Marco Lupo e Antonio Patella. Stando alle carte dell'indagine della Procura di Catania, sono loro i due volti puliti della macchina amministrativa. Che si sono messi di traverso al progetto di ampliamento dell'impianto dei Paratore. Nonostante le minacce. «Noi non facciamo provvedimenti illegittimi»
Discarica di Melilli, alla Regione c’è anche chi dice no Pressioni sul dirigente: «Messaggi dal Parlamento»
«Questi di Cisma sono pericolosi, avevano in tasca un’autorizzazione da 30 milioni di euro. E io gli ho detto che la Via (la valutazione d’impatto ambientale ndr) non c’è! Quindi sono incazzati fortemente e mi hanno fatto arrivare messaggi da tutto l’universo mondo politico». Nella torbida storia di mafia, rifiuti e corruzione scoperchiata dalla Procura di Catania e che vede indagate 26 persone, c’è anche chi dice no.

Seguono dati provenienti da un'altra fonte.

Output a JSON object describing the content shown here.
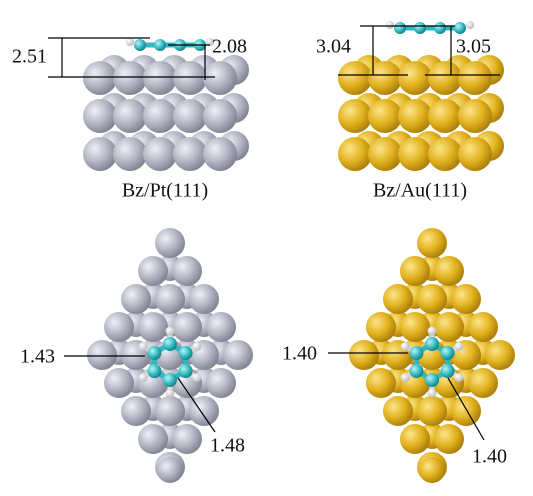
{
  "panels": [
    {
      "label": "Bz/Pt(111)",
      "side_view": {
        "distances": [
          "2.51",
          "2.08"
        ]
      },
      "top_view": {
        "bond_lengths": [
          "1.43",
          "1.48"
        ]
      }
    },
    {
      "label": "Bz/Au(111)",
      "side_view": {
        "distances": [
          "3.04",
          "3.05"
        ]
      },
      "top_view": {
        "bond_lengths": [
          "1.40",
          "1.40"
        ]
      }
    }
  ]
}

Stando alle carte dell’indagine, in questa vicenda la parte pulita della macchina amministrativa della Regione Sicilia ha il volto di Marco Lupo e Antonio Patella. Il primo direttore del dipartimento Rifiuti fino al gennaio del 2015, il secondo suo collaboratore. Sono loro, nel 2013, a mettersi di traverso al progetto di ampliamento della discarica Cisma di Melilli, voluto da Antonino e Carmelo Paratore, i due imprenditori titolari di fatto dell’impianto e accusati di associazione mafiosa.
Il progetto di allargamento viene presentato nel 2011; due anni dopo la Cisma deposita anche un’istanza per eliminare il vincolo territoriale che imponeva di accettare solo i rifiuti provenienti dall’Ato Siracusa. Richieste su cui si esprime positivamente il dirigente Gianfranco Cannova (secondo gli inquirenti a libro paga dei Paratore), che dà il via libera alla ricezione di circa 1 milione di metri cubi di rifiuti, senza avviare l’iter per una nuova Valutazione di impatto ambientale.
Ed è proprio su questo punto che Lupo e Patella sentono puzza di bruciato e stoppano la pratica, convinti che per ampliare la discarica serva un nuovo procedimento di Via. Un ostacolo inatteso che i Paratore avrebbero provato a superare attivando tutte le loro influenti amicizie, «ricorrendo – sottolineano gli investigatori – a traffici di influenze illecite, incontri con politici nazionali, minacce indirette ai funzionari, contatti con il pubblico ministero di Siracusa».
Lupo confida a Patella di aver ricevuto forti pressioni, «da tutto il Parlamento», esprimendo anche il timore che possano inventare accuse infondate. «Quando qualcuno gli rompe i coglioni, loro ti denunciano dicendo che gli hai chiesto dei soldi o che sei pedofilo. Comunque io me ne sono fottuto il cazzo e gli ho dato il diniego».
Ma nonostante tutto, i due funzionari continuano a non cedere. «È una forzatura», si lamenta Patella che confessa di essere convinto che «Cannova ha preso soldi». Il braccio destro di Lupo, anche di fronte al timore di una causa per danni, va avanti. «Perché arrivati ad un certo punto – dice Patella al suo superiore – uno affronta la questione della richiesta di risarcimento, ma noi non facciamo provvedimenti illegittimi, poi voglio vedere se hanno ragione».